Sarah Worthington King Peter was born on May 10, 1800, in Chillicothe, Ohio. Her father was Thomas Worthington, an Ohio senator. In 1816 she married Edward King, the son of Rufus King, who was a New York senator, and later, U.S. minister to Great Britain. Coming from a strong political background she had advantages that were unusual for a woman of her time, and she did not let those go to waste. In 1831, Sarah and Edward moved from Chillicothe to Cincinnati, Ohio. The couple had two sons and remained together until Edward's death in 1836.


Following Edward’s death, she moved to Cambridge, Massachusetts to be closer to her sons while they studied at Harvard.
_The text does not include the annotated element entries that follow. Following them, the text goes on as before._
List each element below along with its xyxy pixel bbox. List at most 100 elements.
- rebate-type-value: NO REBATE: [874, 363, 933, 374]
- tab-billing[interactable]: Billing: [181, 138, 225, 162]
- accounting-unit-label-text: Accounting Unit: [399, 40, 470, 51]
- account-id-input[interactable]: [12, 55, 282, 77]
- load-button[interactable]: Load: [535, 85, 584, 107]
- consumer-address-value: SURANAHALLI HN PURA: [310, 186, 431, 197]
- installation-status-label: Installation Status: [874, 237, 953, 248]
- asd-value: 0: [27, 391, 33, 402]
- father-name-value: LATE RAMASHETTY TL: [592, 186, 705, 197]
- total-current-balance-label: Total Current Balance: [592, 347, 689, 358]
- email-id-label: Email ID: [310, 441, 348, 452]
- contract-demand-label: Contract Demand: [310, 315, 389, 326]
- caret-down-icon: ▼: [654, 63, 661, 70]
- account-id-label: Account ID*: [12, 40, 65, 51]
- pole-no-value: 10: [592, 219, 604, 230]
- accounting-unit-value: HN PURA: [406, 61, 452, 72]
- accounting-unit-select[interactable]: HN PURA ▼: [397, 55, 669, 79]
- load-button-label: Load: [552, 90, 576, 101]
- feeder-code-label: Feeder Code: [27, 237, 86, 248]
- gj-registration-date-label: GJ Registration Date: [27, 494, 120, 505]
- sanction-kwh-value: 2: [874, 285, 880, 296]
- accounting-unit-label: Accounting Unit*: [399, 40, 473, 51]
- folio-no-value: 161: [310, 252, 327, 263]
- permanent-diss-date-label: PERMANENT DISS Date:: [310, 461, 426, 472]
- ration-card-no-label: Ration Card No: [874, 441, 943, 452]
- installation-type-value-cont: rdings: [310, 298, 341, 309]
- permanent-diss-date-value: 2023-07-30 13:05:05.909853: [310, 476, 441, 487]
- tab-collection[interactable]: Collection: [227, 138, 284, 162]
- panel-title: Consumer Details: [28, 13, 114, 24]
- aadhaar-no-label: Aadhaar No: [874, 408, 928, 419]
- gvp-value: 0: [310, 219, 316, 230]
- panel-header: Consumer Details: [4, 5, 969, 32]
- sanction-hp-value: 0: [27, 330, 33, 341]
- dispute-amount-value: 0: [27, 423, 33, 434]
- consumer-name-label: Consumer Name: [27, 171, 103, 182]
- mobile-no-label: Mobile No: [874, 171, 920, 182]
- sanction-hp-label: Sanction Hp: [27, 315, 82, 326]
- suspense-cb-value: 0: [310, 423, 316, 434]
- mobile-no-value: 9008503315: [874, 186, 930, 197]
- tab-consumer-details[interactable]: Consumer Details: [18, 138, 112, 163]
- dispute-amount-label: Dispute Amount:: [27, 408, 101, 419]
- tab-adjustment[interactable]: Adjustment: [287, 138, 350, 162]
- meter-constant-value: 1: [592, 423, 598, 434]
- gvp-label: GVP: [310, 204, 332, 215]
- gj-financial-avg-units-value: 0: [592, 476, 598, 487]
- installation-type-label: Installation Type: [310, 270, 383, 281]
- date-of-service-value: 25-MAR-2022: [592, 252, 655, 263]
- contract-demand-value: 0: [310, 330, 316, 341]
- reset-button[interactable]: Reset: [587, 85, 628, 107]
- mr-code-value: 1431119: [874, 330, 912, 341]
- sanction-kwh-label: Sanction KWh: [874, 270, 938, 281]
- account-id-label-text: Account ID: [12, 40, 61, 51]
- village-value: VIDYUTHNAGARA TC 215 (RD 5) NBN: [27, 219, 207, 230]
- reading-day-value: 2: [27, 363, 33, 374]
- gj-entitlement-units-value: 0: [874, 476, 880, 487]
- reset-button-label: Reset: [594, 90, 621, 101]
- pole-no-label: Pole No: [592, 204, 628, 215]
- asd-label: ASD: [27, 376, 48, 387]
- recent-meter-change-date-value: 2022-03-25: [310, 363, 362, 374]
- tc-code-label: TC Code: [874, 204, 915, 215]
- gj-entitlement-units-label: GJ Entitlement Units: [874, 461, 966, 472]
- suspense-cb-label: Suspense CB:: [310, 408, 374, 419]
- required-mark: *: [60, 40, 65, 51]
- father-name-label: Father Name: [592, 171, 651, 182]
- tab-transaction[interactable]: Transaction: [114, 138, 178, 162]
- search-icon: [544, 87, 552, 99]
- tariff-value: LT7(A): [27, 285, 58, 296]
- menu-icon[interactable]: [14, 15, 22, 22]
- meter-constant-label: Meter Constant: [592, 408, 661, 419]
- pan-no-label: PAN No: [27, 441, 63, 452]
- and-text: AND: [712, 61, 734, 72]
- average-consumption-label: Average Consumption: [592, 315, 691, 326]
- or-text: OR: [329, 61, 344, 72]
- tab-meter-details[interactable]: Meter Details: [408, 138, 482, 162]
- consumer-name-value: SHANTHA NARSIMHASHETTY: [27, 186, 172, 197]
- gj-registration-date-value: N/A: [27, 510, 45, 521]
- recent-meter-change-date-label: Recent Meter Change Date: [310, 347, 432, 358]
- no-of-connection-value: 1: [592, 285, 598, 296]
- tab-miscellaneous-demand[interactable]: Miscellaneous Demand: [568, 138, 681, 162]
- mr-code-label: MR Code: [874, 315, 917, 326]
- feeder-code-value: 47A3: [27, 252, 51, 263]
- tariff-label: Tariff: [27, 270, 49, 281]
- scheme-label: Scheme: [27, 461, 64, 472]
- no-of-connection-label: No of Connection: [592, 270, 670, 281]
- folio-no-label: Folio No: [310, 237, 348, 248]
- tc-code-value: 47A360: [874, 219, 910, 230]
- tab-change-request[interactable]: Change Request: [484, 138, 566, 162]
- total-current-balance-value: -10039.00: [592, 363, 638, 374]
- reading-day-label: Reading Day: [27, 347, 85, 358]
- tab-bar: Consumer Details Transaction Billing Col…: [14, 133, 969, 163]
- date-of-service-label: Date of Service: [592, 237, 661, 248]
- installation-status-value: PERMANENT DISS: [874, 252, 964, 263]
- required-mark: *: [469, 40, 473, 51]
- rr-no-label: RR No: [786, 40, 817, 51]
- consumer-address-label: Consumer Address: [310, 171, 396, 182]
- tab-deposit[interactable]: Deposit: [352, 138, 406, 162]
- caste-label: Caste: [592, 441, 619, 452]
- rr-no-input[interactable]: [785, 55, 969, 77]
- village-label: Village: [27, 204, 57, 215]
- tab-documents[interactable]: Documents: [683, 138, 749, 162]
Once they graduated Sarah settled in Philadelphia, where she met William Peter, the British consul to the city. They were married in 1844. Sarah Peter always had an affinity for philanthropy and the arts, as well as a prominent social position, and in Philadelphia she continued her charitable efforts. In 1848 she founded the Philadelphia School of Design for Women in a spare room of her house on 3rd and Spruce Streets. The mission of the school was to “instruct young girls, who have to support themselves, in the arts of drawing, design, and wood engraving, in the belief that they will be able to succeed in these branches of home industry, not only for their own benefit, but also for the benefit of American manufacturers…”[1] Mr. Peter died in 1853, at which time Sarah moved back to Cincinnati. There she started the Ladies' Academy of Fine Arts, modeled after PSDW, which grew into the Cincinnati Academy of Fine Arts. The academy and the collections she amassed from her travels in Europe together played a formative role in the development of the Cincinnati Museum of Art. She died in Cincinnati on February 6, 1877.


[1] Theodore C. Kmauff, An Experiment in Training for the Useful and the Beautiful, (Philadelphia: Philadelphia School of Design for Women, 1922) , 8-13.